I have a Kinesis Stream that has three shards and the Producer applications write to the stream with a random partition key. In Kinesis Metric, I found that the count of GetRecords.Records is almost double to that of PutRecords.Records count.
To be precise count (in a minute):
PutRecords.Records: 10749
GetRecords.Records: 21496
Because of this, the Kinesis Record Processor which is lambda in my case, is getting a lot of duplicate records.
AWS document does suggest there would be some duplicates by “at least once” delivery mechanism of Kinesis stream. But almost the double of GetRecords is not very appropriate. Here is my SAM template for the processor lambda.
MyStream:
Type: AWS::Kinesis::Stream
Properties:
Name: my-stream
ShardCount: 3
MyStreamProcessorLambda:
Type: AWS::Serverless::Function
Properties:
FunctionName: my-stream-processor-lambda
...
...
Events:
Stream:
Type: Kinesis
Properties:
Stream: !Ref MyStream
BatchSize: 10000
StartingPosition: LATEST
MaximumBatchingWindowInSeconds: 300
The processor lambda is now, idempotent by enforcing a DB constraint such that same Record from the Batch will never be inserted in DB. Also the Error Rate of Lambda is 0. (No errors/ retries by the lambda)

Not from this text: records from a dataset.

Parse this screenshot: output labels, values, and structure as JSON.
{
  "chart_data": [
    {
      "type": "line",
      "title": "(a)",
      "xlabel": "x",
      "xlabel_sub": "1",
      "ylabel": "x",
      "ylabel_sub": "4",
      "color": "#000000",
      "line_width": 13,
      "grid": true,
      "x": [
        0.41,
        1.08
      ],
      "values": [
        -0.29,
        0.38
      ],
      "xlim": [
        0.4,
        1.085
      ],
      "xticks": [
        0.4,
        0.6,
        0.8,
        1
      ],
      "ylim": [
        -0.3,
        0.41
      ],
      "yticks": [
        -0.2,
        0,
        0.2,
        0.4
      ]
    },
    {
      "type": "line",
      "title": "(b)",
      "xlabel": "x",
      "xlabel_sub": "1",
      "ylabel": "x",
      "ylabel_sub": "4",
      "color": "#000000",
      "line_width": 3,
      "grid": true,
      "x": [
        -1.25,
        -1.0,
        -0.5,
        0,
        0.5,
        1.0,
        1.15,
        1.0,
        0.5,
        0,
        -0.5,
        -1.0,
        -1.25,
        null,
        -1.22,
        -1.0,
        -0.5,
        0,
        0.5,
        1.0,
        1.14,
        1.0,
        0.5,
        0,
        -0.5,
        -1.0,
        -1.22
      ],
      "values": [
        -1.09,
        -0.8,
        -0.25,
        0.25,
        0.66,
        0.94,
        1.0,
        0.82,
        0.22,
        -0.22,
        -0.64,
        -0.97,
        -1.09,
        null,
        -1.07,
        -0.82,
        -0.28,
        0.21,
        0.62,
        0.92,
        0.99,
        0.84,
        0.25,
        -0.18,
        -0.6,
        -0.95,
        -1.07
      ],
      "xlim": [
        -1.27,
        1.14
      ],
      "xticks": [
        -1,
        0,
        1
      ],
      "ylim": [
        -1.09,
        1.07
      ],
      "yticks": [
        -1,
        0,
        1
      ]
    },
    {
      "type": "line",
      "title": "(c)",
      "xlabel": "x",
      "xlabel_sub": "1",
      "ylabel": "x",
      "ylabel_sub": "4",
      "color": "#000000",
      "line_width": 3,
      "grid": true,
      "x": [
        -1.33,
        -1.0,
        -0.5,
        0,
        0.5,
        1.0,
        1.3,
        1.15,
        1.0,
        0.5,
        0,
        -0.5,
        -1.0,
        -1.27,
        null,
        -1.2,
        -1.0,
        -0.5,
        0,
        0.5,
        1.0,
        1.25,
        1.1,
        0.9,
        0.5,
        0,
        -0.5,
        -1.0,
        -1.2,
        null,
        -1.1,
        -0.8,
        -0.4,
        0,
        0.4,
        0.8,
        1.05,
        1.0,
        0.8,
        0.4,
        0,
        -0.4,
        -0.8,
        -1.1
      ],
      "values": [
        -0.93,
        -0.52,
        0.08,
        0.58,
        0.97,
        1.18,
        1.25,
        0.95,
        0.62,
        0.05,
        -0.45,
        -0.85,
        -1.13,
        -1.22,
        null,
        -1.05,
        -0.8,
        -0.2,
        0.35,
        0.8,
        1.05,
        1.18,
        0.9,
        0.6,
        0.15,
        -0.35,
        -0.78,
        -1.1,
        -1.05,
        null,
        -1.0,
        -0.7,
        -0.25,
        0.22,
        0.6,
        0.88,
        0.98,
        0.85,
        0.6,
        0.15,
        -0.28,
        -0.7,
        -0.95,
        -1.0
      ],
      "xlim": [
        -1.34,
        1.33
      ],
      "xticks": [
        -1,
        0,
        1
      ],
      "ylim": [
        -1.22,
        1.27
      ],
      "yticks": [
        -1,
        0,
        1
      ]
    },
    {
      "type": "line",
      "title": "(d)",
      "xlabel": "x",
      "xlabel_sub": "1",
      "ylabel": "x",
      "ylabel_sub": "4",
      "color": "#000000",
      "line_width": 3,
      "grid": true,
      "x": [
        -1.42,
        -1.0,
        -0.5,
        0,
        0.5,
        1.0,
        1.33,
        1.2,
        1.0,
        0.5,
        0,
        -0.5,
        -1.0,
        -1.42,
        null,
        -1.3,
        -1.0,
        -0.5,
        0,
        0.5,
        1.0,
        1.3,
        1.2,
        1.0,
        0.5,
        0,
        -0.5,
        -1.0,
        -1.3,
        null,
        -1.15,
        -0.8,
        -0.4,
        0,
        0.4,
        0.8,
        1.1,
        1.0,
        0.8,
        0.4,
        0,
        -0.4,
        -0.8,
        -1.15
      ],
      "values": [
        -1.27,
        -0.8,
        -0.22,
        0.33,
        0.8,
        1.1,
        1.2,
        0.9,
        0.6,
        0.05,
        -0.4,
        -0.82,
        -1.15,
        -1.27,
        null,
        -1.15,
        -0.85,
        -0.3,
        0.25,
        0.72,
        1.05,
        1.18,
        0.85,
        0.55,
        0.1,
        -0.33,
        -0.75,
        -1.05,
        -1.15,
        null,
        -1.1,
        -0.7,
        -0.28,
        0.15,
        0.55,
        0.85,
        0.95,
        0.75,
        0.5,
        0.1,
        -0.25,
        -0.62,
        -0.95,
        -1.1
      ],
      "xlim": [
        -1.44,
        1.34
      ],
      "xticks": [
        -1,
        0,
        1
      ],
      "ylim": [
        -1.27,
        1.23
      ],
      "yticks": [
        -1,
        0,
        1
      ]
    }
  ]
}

Also the GetRecords.IteratorAgeMilliseconds in Stream Metrics is 0 and Read/Write ThroughputExceeded is 0.
Thus, I would like to get rid of those Duplicate records in the Batch, the lambda is processing.
Any configuration that have gone wrong here ?
It seems in Kinesis enhanced fan-out consumer, the SubscribeToShard also get all Records from GetRecords call. This is the reason the GetRecords count is almost twice as that of PutRecords.